Da qui il lavoro ed il proprio ruolo che non possono essere tali se prima non si realizza la condizione che li rende possibili: dover attraversar la barriera per, una volta acquisita capacità, “tornare indietro” a suggerire come fare. E non è un lavoro da poco, così come non è poca cosa dover realizzare ciò in cui si crede ma che non da capacità se prima non si dimostra a se stessi di esserne capaci.
E la capacità arriva osando. Provando cioè a verificare se è possibile essere contemporaneamente sia carne sia altro per (informando la carne che non c'è l'abbandono che interpreta come morte) essere nella condizione di adoperare appieno quella parte di sé che resta inattiva perché non richiamata nella realtà dove si è vigili così da costituire una unità diversa (rispetto a prima) e con requisiti diversi.


Fare il passaggio in maniera volontaria dipende sia dall'osare sia dalla mancanza di presunzione nel pensare di esserne capaci senza considerare (richiedendone l'intervento) quella parte di sé che, abilitata, è in attesa solo di comparire.
Ma questo vuol dire arrendersi, ammettere la propria incapacità che sembrerebbe una cosa diversa dall'osare. Ed invece occorre molto coraggio ad attraversare una barriera che, “portando di là”, nell'ignoto, si potrebbe ritenere un pericolo per la propria individualità. Potrebbe quasi sembrare un volersi proiettare volontariamente dove magari proprio lì si entra in una prigione perché impossibilitati nel ritorno (ammesso sempre che si riesca ad entrare).

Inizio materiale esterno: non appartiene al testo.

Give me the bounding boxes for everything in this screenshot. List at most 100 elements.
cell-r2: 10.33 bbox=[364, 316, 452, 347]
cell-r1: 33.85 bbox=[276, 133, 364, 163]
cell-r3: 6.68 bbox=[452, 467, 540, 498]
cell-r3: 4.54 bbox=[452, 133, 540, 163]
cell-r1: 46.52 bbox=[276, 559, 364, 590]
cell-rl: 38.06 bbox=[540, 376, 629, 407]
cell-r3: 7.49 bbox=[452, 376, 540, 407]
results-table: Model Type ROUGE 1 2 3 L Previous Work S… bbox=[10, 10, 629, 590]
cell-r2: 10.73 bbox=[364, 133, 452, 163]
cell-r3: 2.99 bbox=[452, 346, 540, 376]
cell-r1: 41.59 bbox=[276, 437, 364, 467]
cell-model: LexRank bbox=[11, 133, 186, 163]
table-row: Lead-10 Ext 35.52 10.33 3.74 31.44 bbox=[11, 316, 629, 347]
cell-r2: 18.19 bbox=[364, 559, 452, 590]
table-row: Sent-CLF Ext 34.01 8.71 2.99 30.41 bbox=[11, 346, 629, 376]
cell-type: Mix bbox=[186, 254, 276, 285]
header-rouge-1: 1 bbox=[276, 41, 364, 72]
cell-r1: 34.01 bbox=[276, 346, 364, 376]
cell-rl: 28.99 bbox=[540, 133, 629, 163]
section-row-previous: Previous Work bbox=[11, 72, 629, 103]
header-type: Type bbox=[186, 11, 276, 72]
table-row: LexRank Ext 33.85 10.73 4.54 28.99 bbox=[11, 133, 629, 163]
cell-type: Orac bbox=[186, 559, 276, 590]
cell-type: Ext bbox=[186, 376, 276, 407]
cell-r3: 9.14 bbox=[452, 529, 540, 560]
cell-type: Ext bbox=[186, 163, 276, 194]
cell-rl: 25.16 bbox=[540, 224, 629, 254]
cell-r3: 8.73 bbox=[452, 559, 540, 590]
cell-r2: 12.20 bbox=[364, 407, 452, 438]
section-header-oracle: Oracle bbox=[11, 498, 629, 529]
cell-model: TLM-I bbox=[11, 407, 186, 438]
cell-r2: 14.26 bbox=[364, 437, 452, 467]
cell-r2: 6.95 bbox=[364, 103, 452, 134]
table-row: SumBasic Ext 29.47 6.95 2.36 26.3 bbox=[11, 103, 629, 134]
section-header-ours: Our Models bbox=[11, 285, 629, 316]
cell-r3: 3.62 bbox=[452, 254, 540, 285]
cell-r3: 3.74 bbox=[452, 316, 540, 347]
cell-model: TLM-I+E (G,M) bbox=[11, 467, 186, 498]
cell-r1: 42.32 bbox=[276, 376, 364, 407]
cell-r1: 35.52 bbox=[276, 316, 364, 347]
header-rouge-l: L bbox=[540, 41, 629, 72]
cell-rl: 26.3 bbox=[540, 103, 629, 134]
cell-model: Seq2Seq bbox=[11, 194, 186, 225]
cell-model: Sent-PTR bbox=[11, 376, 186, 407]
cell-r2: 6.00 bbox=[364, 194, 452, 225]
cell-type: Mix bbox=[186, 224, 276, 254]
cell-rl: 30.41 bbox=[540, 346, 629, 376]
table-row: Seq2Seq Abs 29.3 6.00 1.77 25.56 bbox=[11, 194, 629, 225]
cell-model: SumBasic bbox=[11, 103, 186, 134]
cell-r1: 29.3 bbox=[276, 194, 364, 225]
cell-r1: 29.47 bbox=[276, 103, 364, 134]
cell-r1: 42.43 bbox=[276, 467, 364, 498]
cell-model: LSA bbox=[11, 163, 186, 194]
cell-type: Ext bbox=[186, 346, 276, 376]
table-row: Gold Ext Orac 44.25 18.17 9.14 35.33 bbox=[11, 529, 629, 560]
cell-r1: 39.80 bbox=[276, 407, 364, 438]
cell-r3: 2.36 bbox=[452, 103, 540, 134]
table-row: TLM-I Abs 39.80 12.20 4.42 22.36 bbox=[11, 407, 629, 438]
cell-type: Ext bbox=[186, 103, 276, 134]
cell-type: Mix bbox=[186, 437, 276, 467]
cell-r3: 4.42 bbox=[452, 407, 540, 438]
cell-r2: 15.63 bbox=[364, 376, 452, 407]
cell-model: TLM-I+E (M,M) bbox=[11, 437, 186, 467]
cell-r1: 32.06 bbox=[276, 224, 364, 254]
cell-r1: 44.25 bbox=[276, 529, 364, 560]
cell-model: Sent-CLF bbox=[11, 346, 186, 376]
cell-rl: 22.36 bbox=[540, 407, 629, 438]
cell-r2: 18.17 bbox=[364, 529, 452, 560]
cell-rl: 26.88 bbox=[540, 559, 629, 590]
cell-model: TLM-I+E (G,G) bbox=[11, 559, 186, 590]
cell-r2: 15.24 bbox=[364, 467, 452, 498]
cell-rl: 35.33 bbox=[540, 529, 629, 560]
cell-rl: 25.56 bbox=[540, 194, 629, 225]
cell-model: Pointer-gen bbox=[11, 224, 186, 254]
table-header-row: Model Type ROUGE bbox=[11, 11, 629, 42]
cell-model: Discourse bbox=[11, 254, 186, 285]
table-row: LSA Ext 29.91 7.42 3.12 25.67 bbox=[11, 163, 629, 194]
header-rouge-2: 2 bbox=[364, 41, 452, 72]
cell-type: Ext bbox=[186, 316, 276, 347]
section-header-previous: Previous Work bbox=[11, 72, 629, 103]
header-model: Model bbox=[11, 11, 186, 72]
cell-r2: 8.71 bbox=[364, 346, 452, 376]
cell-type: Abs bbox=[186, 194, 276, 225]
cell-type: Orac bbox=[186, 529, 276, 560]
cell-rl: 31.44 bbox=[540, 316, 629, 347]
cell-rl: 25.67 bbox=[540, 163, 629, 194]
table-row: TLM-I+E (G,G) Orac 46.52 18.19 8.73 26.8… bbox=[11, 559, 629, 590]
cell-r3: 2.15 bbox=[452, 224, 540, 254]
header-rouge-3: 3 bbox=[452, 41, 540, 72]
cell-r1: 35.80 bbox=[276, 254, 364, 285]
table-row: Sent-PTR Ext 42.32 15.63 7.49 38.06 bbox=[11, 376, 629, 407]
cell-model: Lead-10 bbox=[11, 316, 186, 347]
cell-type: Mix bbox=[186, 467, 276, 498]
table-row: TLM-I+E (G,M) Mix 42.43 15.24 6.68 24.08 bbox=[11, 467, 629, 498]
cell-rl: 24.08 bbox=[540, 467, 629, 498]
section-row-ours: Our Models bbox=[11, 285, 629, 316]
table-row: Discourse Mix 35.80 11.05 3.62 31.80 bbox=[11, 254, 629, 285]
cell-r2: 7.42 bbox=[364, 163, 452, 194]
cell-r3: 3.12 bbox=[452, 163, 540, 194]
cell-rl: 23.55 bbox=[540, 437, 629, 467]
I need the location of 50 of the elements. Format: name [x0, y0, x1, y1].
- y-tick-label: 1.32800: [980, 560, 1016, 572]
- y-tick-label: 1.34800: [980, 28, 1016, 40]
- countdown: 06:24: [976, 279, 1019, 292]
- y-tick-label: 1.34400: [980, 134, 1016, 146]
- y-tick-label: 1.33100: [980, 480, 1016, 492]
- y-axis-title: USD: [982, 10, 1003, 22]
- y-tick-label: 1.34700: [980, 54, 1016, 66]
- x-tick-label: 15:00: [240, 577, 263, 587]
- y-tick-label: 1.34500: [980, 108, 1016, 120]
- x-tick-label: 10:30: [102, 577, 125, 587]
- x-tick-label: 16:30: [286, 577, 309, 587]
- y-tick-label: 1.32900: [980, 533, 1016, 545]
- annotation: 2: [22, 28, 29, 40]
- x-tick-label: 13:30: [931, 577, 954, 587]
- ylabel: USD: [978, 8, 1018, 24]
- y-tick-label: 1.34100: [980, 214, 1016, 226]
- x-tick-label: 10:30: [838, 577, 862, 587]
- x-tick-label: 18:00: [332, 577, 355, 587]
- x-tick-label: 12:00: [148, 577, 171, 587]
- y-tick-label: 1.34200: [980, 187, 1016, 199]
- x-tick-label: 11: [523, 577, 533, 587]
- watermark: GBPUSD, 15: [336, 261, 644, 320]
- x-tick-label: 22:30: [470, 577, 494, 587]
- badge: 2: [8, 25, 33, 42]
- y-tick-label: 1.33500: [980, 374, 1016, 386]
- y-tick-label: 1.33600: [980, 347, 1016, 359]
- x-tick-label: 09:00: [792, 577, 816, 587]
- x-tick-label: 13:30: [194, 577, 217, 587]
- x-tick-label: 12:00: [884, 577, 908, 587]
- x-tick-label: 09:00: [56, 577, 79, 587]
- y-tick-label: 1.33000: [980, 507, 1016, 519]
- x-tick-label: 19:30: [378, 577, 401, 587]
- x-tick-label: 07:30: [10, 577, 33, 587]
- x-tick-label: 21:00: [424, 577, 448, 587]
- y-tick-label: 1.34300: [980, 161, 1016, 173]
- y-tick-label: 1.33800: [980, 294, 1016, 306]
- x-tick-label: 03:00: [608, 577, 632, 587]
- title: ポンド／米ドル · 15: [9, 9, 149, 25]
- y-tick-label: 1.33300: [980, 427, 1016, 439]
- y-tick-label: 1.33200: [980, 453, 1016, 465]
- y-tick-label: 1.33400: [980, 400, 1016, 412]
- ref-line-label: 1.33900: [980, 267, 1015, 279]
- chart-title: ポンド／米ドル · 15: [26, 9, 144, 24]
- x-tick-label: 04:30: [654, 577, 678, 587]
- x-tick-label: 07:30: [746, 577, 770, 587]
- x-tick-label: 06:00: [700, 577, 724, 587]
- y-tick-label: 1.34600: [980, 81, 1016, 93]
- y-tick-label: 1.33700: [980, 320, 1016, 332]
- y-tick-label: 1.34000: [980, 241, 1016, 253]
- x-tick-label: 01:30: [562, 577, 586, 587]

Così, se tali timori possono essere reali in chi è in un cammino che porta a considerare questi aspetti, ancor di più (ed anzi amplificati) lo possono essere per chi incapace si ritrova a doverlo fare per forza.
Ma osare essere se stessi d'altronde non consente compromessi: o si diventa o si resta. Se si resta chi si è ancora ora non si può essere nella condizione di aiutare gli altri non essendo riusciti neppure ad aiutare se stessi.